Barreiras invisíveis se movem para proteger o senador Magno Malta da acusação de agressão contra uma enfermeira do DF

No dia 30 de abril, uma suposta agressção praticado pelo senador Magno Malta, contra uma enfermeira que o medicava enaquanto ele estava internado no hospital  DF Star.

A técnica de enfermagem registrou um boletim de ocorrência relatando ter sofrido um tapa no rosto e ofensas verbais durante um exame, após um problema com a aplicação de contraste. Passados mais de 20 dias do burburinho, a imprensa e as autoridades se calaram, nem uma nota foi publicada desde então, numa clara demosntração que o caso será abafado mais uma vez.

O senador Magno Malta é useiro e vezeiro em criar problemas e as autoridades passarem pano, pela sua condição de senador da república, Foi assim no caso em que ele acusou injustamente Luiz Alves de Lima,  um cobrador de ônibus um em 2009,  de estuprar a própria filha. O trabalhador passou nove meses na cadeia e foi torturado por outros presos, perdendo a visão de um dos olhos, posteriormente foi  inocentado pela Justiça,  o senador nada sofreu por uma acusação  grave, que acabou com a vida de um cidadão de bem, nesse caso o Senado da República não tomou nenhuma medida contra o acusador, nem repreensão, nem afastamento, nada. Num claro passar de pano institucional para proteger  um dos seus pares.

No caso específico da enfermeira, a polícia alega que o DG Star ainda não forneceu as imagens do apartamento no momento que a agressção teria ocorrido, sem estas imagens as investigações ficam paradas, o colega (covarde) que testemunhou o tapa recuou no depoimento e a direção da unidade hospitalar, que monitora tudo com câmeras de alta segurança, ignora os pedidos das gravações feitos pela defesa.

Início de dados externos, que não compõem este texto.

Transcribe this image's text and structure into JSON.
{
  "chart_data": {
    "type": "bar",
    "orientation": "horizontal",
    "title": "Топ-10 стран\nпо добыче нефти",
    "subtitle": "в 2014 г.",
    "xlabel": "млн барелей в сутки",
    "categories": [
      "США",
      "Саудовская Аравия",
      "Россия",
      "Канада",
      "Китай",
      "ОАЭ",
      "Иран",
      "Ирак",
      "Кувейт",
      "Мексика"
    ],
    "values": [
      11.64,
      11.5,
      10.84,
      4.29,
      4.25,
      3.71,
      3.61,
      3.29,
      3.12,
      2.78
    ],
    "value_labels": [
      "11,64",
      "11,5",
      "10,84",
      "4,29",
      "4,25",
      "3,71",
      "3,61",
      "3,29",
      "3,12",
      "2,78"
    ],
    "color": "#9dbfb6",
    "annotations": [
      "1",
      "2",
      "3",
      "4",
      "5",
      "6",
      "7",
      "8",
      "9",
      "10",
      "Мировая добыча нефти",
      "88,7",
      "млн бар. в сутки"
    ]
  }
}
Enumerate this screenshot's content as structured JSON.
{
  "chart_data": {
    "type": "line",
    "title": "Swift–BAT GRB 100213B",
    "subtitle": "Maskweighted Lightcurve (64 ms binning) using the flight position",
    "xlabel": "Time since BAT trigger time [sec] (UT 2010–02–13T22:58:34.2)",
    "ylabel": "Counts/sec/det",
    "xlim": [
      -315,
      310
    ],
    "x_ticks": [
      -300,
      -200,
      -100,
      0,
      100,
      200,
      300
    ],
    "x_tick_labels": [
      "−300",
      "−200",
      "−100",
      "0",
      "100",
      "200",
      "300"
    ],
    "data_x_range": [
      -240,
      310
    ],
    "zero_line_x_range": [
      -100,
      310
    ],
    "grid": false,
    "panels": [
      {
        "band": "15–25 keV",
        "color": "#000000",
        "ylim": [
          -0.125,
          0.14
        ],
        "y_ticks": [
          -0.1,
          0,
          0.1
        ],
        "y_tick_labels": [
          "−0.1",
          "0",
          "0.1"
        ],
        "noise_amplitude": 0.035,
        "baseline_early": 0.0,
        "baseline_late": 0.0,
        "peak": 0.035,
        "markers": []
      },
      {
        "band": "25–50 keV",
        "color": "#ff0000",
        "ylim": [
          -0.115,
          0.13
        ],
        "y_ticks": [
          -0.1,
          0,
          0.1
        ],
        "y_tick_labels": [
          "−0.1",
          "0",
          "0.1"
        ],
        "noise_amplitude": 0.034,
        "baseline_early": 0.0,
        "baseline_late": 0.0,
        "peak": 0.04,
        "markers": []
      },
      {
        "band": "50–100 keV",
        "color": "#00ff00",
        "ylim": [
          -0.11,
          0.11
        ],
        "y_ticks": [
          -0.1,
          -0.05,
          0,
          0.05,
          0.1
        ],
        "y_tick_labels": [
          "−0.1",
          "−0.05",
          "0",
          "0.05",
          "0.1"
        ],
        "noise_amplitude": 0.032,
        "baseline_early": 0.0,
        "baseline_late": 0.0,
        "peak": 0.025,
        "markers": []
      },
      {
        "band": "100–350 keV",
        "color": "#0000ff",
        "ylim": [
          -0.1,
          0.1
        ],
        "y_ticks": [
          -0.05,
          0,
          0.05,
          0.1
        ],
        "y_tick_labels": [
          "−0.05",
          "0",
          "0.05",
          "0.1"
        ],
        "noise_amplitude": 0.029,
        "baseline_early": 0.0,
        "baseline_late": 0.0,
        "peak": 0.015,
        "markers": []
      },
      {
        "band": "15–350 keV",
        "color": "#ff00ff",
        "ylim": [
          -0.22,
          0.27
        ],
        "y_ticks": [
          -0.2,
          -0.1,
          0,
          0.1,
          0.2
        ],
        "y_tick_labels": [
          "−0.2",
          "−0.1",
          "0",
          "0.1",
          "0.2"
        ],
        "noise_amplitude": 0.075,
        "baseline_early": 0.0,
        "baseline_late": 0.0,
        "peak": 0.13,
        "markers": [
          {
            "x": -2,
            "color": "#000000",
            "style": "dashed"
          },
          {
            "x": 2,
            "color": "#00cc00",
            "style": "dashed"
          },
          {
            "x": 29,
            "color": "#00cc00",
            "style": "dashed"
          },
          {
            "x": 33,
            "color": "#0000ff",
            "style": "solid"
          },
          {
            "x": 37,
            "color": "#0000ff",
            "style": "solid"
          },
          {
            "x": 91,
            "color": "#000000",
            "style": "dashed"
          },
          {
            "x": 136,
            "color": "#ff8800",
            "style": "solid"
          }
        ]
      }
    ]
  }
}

O dito senador sumiu, ninguém sabe ninguém viu, não tem aparecido no senado, provavemente está se refestelando entre os seus no Espírito Santo, seu estado natal. Até que o caso seja esquecido.

Enquanto isso, por aqui, barreiras silenciosas e invisíveis de proteção ao um figurão da república se movem para que a justiça mais uma vez não seja feita.